結局どっちがお得?持ち家と賃貸それぞれのメリット&デメリット

日本では持ち家志向が根強く、いつかは一戸建てに住みたいと考える人も多いですが、経済的には持ち家と賃貸ではどちらがお得なのでしょうか。また、持ち家と賃貸それぞれのメリットとデメリットをまとめます。

持ち家のメリットとデメリット

<持ち家のメリット>
・住宅ローンの返済が終われば老後が楽になる
・増改築がしやすい
・賃貸物件より一戸建てや分譲マンションは居住空間が広く、性能が高い
・団体信用生命保険に加入していれば住宅ローンを借り入れた人が死亡した時に保険により一括返済される

<持ち家のデメリット>
・家のメンテナンス費用を計画的に積み立てしておく必要がある
・容易に引っ越しできない
・住宅ローンに縛られる
・売却や貸し出しする際に労力が必要である
・不動産価格の変動で売却時に損をする場合がある
・固定資産税、住宅ローン金利など賃貸にはない経済的負担がある

賃貸のメリットとデメリット

<賃貸のメリット>
・家の維持費を自分で積み立てる必要がない
・容易に引っ越しできる
・住宅ローン返済などの負担がない
・土地や建物の価格の上下など不動産市場の変動に左右されにくい

<賃貸のデメリット>
・リフォームなどが自由にできない
・ずっと家賃を支払い続けなければならない
・持ち家のように家が自分の持ち物になることはない

経済的な負担+心理的な負担も考慮する

持ち家か賃貸かを比較すると、持ち家派の人は、持ち家だと将来的には自分の資産となるためメリットが大きいと考えるようです。一方、賃貸派の人は、持ち家も賃貸も総費用を計算してみるとほとんど差がないので、ライフスタイルに合わせて引っ越しができる賃貸の方が楽だと考えているようです。

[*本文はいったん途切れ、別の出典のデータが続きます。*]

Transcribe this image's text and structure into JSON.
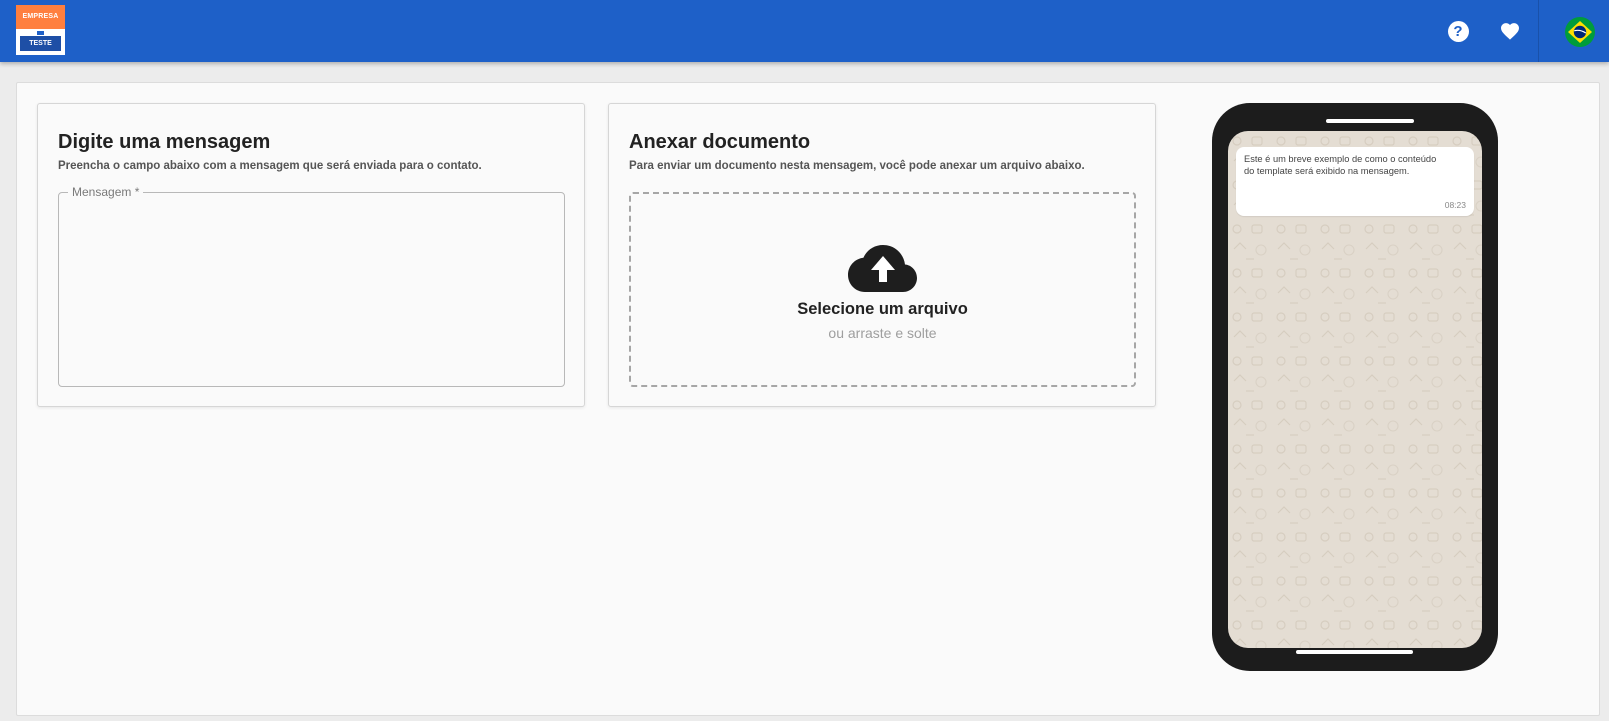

持ち家と賃貸のコストをシュミレーションしているサイトなどをいくつか見てみると、70歳前後までは持ち家も賃貸もほとんど差がありません。しかし、ローン返済後に持ち家派の経済的負担がぐんと減るため、長生きするほど、「賃貸の人が必要とする毎月の家賃分だけ」持ち家の人の方が経済的負担は軽くなってきます。
ところが、住宅ローン完済時には、家は築35年以上経っているため、大規模な修繕が必要となる可能性があり、一概に持ち家だからお得とも言い切れないのです。

また、経済的な負担だけではなく、心理的な負担も検討する必要があります。近隣の住人と折り合いが悪くなっても持ち家の場合はそう簡単に引っ越しできませんし、子供が自立した後は夫婦二人で一戸建てとなると部屋を持て余してしまうこともあります。その点、賃貸だと、ライフスタイルの変化に応じて引っ越しが可能です。

このように、経済的負担以外にもライフスタイルの変化、心理的負担なども考慮してどちらのスタイルが合うのかよく検討してみると良いでしょう。